Democratic Rep. Sharice Davids urged her Kansas GOP colleagues Tuesday to speak out against a Trump administration policy that will enable faith-based adoption services to turn away same-sex couples.
They won’t be heeding her advice.
Davids, the only Democrat in the Kansas delegation and one of nine LGBTQ members of Congress, sent a letter Tuesday asking Republican colleagues to use their relationships with President Donald Trump to help reverse the policy.
“As a member of the LGBTQ community myself, I cannot overstate the material harm this proposed rule would do. Preventing qualified, capable, and loving parents from fostering or adopting children in need of a home based on the parents’ sexual orientation or gender identity is cruel and baseless,” wrote Davids, the first LGBTQ person to represent Kansas at the federal level.
The Department of Health and Human Services released a proposed rule Friday that would roll back an Obama-era regulation barring discrimination on the basis of sexual orientation and gender identity.
All five Republican members of the state’s congressional delegation voiced support for the policy Tuesday after receiving Davids’ letter.
The new rule will enable groups receiving federal dollars through HHS, such as faith-based adoption services, to refuse to place children with same-sex couples without an impact on their federal funding. Kansas adopted a similar policy under former Gov. Jeff Colyer.
“Please speak out for LGBTQ Kansans and the thousands of Kansas children in foster care who will be harmed by this rule,” Davids told her colleagues.
It’s the first time the freshman has specifically asked the state’s Republicans to join her in opposing one of Trump’s policies.
Reps. Roger Marshall, Steve Watkins and Ron Estes issued a joint response Tuesday afternoon in support of the Trump administration’s decision to drop the Obama era rule.
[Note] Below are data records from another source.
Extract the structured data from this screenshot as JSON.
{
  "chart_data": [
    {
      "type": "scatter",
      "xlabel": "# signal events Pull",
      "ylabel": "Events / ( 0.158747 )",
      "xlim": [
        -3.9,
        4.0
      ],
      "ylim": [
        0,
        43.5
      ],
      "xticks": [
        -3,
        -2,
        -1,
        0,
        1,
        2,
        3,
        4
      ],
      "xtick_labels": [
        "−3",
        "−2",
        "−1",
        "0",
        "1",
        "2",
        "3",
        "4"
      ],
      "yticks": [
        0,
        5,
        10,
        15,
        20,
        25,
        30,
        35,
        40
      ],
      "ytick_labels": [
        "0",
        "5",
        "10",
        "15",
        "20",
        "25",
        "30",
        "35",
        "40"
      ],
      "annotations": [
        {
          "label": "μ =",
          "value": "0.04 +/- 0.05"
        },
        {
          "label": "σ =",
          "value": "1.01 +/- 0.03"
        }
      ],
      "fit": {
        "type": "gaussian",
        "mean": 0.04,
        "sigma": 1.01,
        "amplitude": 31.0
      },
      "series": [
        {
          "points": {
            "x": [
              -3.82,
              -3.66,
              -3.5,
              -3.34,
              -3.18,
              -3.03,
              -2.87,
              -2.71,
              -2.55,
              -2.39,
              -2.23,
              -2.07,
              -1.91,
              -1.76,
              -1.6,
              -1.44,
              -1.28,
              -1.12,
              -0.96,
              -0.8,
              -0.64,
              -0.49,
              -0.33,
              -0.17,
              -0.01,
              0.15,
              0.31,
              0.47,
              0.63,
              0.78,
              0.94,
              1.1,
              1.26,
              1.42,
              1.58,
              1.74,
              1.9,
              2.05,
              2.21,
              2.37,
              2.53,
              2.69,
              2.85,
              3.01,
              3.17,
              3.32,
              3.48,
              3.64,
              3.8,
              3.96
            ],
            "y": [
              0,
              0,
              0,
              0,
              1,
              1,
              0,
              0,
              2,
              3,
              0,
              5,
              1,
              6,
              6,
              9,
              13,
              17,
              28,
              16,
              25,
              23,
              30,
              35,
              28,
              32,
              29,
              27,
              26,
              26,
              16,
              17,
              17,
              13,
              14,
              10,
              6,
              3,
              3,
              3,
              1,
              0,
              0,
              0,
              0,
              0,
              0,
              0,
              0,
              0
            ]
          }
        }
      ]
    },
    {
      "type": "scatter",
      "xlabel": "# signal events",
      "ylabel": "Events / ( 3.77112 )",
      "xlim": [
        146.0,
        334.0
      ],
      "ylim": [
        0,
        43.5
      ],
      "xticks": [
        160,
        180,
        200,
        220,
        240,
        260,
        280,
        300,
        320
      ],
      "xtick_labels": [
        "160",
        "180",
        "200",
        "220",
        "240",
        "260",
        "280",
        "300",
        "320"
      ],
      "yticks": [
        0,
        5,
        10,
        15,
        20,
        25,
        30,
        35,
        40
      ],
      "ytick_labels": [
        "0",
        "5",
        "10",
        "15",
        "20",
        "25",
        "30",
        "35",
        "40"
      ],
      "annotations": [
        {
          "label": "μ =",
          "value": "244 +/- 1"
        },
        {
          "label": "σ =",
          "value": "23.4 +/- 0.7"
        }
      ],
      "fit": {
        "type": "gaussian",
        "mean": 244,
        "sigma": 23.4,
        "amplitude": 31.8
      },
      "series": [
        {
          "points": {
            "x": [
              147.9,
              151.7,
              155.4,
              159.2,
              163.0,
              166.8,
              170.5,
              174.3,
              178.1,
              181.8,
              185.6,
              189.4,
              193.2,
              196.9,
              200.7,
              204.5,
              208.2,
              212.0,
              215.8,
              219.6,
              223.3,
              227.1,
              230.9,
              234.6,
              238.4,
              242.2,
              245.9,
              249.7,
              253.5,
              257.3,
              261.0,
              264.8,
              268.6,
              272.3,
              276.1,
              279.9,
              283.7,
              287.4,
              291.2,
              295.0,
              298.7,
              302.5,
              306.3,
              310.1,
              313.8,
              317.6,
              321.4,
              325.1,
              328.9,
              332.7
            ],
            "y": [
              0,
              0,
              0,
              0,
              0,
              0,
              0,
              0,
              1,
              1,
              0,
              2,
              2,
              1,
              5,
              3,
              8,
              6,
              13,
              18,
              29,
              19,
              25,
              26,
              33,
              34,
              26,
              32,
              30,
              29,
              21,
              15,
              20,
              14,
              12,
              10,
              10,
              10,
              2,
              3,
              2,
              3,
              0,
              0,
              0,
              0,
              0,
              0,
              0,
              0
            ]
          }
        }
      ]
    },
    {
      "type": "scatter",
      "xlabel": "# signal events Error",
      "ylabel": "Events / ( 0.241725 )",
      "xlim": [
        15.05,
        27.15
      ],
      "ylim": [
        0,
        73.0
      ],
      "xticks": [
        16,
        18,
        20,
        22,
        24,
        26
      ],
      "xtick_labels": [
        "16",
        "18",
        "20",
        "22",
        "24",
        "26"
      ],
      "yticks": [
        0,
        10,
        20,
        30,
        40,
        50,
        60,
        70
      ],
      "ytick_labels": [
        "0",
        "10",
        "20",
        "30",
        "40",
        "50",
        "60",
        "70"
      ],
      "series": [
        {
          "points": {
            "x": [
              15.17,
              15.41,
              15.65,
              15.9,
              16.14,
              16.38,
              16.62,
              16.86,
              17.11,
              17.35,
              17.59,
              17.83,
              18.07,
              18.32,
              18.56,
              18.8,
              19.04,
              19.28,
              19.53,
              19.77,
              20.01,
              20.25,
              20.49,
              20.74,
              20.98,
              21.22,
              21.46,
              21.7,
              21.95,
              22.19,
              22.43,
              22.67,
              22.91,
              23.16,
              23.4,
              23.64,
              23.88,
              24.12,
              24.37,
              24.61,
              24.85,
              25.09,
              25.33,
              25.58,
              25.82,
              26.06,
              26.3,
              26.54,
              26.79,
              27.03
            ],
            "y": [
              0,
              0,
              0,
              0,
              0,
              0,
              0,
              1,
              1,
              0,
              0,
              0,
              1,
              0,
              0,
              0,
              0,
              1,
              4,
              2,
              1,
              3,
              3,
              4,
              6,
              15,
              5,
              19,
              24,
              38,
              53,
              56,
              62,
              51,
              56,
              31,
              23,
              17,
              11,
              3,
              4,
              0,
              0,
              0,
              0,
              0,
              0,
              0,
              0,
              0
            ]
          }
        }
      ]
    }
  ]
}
“The proposed rule by HHS rolls back a radical left policy implemented in the closing days of the Obama administration. The rule will not prevent anyone from adopting children, but instead allows faith-based foster care and adoption services to continue to place children in homes with loving parents,” the Kansas Republicans wrote in a joint statement.
“The Trump administration is right to protect religious freedom and this rule is good news for Kansas children in foster care because it will allow more providers to participate in the system, rather than exclude providers based on deeply held religious beliefs. We applaud this rule as it will help more foster kids find loving homes and will keep the focus on the welfare of children, instead of proxy culture wars waged by radical left ideologues.”
The Trump administration’s rule would make HHS adhere to the federal anti-discrimination law, which does not include sexual orientation or gender identity as protected classes.
Davids is a co-sponsor of a bill that would add these categories to the law, which prohibits discrimination based on race and religion. The bill passed the Democratic-controlled House in May, but has not move forward in the GOP-controlled Senate.
Davids has also co-sponsored a bill that would ban anti-LGBTQ discrimination in adoption and foster care and provide state’s greater resources to serve LGBT youth in foster care.
“This funding comes from hardworking taxpayers, and it is unacceptable to allow those funds to be used for discrimination,” Davids wrote in her letter.
The proposed rule will undergo a 30-day public comment period upon its publication in the Federal Register.
Both of the states Republican senators issued statements in support of the Trump administration’s move, contending the change prevents discrimination against faith-based groups.
“I am against any type of discrimination. I strongly support religious freedom and am committed to the rule of law, as such I don’t believe the federal government should be in the business of regulating religion,” Roberts said in the statement.
Sen. Jerry Moran, R-Kansas, said in a statement that it should be a priority to permit as many adoption agencies as possible to operate.
“By forcing faith-based organizations to follow government regulations instead of their beliefs, it would result in fewer agencies working to fulfill that goal. Under the Administration’s rule, same-sex couples, single parents and all eligible to adopt may continue to do so through accommodating agencies,” Moran said.
Kansas Gov. Laura Kelly, a Democrat, said in a statement Tuesday afternoon that the proposed rule would be detrimental to Kansas kids and praised Davids for speaking out on it. But the governor’s statement did not say whether Kelly’s administration planned to seek a repeal of the state law, adopted under GOP predecessor, which enables faith-based groups to refuse same-sex couples without an impact on their state funding.
The Kansas Catholic Conference, one of the main group that advocated for the Kansas law, applauded the Trump administration’s decision to pursue a similar policy.
Tom Witt, the spokesman for Equality Kansas, the state’s leading LGBTQ rights group, said the reversal of the Obama policy represents a broken promise from Trump, who pledged to protect gay rights as a presidential candidate in 2016.
“For nearly two decades, we have endured ongoing state-level attacks on our efforts to protect LGBTQ Kansans from discrimination. We’re now seeing the same tactics at the federal level, where the Trump administration and its far‑right allies are removing what little protections we have,” Witt said in an email. “Not only that, but they are actively incentivizing discrimination with the very tax dollars we pay.”